Whether working with a broker or selling your own real estate, title insurance should be a part of every transaction. If you are borrowing money to purchase the property, your lender will make title insurance a requirement.

Title insurance is an insurance policy that ensures you get a property free from encumbrances like liens and mortgages. Some examples of liens may be tax liens for unpaid prior years or mechanics’ liens that may have been filed by a contractor who was not paid for work performed at the property. Part of the title company’s job is to find not only liens and Deeds of Trust but the easements that provide access to the property by non-owner entities. Often the beneficiaries of easements are power and gas companies, street or highway departments, the cable company, telephone company, sewer and water companies.

Any of these have access to your property under an easement and most property owners would want those services anyway. Other easements may be for travel; ingress and egress across the property by neighboring parcel owners for a road or driveway. Occasionally we see easements for pathways or foot travel especially to access recreational waterways. Sometimes rural properties will have an easement for a septic drain field that serves a neighboring parcel. All these easements will be disclosed in your owner’s title policy and the preliminary title report. Under the terms of the purchase and sales agreement a buyer will receive this report within six days of acceptance of their offer. They will then have two days to object to the condition of title.

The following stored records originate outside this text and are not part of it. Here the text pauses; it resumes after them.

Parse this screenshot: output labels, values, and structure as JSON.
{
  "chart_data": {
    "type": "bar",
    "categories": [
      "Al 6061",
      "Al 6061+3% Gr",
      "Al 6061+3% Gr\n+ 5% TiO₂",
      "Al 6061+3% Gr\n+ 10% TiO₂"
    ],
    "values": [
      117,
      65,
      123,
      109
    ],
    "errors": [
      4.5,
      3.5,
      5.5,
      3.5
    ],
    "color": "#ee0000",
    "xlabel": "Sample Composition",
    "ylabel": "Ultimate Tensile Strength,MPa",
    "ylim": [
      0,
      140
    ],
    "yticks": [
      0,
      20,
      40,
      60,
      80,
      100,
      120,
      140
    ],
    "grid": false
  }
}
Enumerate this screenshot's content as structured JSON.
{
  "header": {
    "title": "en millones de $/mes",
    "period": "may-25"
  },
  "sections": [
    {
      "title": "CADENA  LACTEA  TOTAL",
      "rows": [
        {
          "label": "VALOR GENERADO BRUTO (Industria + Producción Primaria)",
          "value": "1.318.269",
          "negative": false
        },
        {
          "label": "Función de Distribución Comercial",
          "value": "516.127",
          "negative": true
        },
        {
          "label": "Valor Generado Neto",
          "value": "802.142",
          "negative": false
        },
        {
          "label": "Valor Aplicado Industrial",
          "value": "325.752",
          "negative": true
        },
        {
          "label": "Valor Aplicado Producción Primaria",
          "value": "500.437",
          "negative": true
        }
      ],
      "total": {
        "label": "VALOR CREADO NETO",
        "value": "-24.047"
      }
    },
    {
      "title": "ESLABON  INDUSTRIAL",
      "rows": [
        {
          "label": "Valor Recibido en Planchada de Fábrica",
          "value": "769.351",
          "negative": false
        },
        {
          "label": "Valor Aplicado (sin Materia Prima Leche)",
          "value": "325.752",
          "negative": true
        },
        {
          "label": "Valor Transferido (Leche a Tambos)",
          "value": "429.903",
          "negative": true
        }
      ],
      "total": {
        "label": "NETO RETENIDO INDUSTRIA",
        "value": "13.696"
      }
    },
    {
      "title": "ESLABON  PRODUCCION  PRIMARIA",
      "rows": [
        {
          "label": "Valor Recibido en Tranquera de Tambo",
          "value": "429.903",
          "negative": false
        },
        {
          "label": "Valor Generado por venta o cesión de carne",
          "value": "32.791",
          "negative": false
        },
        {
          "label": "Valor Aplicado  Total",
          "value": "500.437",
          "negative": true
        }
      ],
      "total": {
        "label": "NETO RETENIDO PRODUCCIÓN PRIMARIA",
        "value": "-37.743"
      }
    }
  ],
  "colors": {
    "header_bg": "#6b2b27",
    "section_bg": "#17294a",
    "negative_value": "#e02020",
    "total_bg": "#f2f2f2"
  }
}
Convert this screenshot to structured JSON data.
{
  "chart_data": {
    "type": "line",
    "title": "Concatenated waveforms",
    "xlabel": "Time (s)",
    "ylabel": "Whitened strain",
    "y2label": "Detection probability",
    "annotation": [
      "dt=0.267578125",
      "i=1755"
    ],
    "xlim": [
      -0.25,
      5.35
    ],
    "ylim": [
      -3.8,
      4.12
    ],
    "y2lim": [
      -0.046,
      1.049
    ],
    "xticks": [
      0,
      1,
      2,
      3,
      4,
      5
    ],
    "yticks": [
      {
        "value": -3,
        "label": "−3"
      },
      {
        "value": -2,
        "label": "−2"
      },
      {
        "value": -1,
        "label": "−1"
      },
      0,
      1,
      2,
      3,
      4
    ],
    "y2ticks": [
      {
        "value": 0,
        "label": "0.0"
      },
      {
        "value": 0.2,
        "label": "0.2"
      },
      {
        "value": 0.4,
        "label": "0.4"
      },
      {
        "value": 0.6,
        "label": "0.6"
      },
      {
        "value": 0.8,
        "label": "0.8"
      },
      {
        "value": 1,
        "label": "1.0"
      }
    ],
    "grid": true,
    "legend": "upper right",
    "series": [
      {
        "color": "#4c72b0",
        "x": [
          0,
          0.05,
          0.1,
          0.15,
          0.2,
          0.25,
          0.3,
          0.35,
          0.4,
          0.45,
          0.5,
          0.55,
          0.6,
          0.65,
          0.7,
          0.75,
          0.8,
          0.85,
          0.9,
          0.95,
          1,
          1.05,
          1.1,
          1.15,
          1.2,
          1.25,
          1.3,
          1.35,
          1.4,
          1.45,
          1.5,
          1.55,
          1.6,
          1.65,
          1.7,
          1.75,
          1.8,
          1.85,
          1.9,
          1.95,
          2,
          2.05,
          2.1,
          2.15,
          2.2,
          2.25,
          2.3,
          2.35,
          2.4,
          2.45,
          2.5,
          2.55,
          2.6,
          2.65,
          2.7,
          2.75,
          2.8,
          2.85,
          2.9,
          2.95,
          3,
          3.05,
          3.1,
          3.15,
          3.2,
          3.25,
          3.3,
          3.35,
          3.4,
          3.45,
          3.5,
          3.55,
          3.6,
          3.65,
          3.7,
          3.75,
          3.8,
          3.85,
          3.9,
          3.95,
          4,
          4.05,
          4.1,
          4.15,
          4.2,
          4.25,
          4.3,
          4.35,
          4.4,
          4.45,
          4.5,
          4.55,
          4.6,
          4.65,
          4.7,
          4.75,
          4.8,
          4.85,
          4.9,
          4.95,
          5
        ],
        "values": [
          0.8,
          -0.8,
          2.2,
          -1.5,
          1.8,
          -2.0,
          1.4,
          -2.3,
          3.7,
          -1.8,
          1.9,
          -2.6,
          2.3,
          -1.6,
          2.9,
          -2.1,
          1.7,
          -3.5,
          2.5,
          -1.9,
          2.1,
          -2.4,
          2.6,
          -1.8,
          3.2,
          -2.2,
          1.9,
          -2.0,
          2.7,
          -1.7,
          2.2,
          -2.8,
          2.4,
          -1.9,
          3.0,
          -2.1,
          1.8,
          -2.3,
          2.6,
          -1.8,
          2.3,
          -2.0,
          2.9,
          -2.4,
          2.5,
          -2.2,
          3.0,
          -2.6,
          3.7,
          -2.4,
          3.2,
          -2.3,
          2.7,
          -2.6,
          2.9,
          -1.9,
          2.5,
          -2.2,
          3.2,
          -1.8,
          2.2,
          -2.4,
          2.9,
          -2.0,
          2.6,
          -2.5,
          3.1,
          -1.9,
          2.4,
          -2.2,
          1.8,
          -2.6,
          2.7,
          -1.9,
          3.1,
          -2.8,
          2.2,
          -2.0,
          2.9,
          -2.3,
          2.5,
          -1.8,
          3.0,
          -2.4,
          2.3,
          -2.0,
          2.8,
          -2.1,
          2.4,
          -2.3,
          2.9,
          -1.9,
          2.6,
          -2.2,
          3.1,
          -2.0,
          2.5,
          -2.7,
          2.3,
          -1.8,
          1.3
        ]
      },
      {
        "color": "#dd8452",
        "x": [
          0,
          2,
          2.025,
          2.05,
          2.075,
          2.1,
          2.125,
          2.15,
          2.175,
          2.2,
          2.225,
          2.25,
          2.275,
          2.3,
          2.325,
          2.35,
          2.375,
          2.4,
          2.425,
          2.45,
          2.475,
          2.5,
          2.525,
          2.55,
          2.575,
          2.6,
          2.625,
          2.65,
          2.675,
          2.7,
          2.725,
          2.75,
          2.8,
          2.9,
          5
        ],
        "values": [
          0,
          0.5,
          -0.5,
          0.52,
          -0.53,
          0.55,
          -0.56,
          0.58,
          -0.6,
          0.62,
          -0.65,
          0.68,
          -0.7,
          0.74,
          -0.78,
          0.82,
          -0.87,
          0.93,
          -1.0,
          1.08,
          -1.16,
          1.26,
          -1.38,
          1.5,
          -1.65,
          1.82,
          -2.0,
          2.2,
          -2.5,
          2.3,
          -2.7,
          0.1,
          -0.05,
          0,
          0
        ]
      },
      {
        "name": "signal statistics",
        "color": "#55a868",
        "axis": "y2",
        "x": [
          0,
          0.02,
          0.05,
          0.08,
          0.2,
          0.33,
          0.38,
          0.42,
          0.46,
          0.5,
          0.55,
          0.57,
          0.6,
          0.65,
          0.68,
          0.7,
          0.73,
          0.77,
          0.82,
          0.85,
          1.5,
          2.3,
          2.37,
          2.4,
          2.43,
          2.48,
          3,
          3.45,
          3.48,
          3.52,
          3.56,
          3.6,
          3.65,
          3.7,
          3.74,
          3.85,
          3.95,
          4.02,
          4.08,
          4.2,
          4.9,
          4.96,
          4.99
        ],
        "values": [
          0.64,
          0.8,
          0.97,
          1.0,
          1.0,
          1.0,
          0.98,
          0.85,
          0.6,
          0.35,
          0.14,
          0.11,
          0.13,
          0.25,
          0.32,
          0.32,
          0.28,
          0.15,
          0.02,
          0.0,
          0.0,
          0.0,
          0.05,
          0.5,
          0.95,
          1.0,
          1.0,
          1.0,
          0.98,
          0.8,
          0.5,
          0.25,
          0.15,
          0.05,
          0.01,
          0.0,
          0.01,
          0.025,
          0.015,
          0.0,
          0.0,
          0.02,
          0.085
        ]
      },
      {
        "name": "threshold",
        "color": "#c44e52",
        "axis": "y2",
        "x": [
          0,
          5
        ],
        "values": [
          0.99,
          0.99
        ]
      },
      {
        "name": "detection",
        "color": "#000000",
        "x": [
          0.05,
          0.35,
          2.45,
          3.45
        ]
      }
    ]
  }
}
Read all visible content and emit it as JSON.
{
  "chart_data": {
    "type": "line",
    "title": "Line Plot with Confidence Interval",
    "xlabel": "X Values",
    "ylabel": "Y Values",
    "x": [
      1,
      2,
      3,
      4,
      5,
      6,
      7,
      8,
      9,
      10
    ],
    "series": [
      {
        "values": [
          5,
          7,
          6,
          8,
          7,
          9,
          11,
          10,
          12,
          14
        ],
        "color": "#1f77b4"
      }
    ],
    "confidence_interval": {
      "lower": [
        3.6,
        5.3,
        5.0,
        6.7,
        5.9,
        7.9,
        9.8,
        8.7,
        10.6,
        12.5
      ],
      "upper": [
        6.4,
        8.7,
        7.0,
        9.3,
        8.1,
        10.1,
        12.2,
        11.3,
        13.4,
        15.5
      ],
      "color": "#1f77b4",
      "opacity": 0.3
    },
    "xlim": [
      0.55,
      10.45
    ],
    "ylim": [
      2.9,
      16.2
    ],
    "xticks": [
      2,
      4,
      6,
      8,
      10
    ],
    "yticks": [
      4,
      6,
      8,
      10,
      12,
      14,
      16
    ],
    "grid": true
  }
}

The insurance comes into play if a lien or easement was not discovered in the title search. If you find, as some have, that there is an easement across your property for a future street to serve an undeveloped subdivision and that easement was recorded at the courthouse, you would have an insurance claim to compensate you for the oversight. In our area the seller usually pays for the owner’s title insurance. The buyer will pay a premium for a separate policy to protect the lender’s interests.

Other items that will be contained in your preliminary title report are governing rules created by homeowners associations or drafted by the developer to maintain the integrity or appearance of the development. These Conditions, Covenants and Restrictions (CCRs) need to be reviewed by the prospective buyer to determine whether or not they can live by rules they may not have known prior to presenting their offer.

Our standard Purchase and Sales Agreement includes a provision that gives a buyer a certain number of days to review these CCRs. If no number is proposed by the buyer, the contract provides a five-day period for this review. If the buyer does not object to the CCRs within that period, it is assumed that they approve and agree to live by the rules. Title insurance does not eliminate these rules, the title search reveals them and it is up to the buyer to read and approve of them.

Title insurance is not the norm in many countries but in the United States it is commonplace. If you are selling your own property without the involvement of a real estate broker, do not overlook this important feature that is a part of all broker transactions.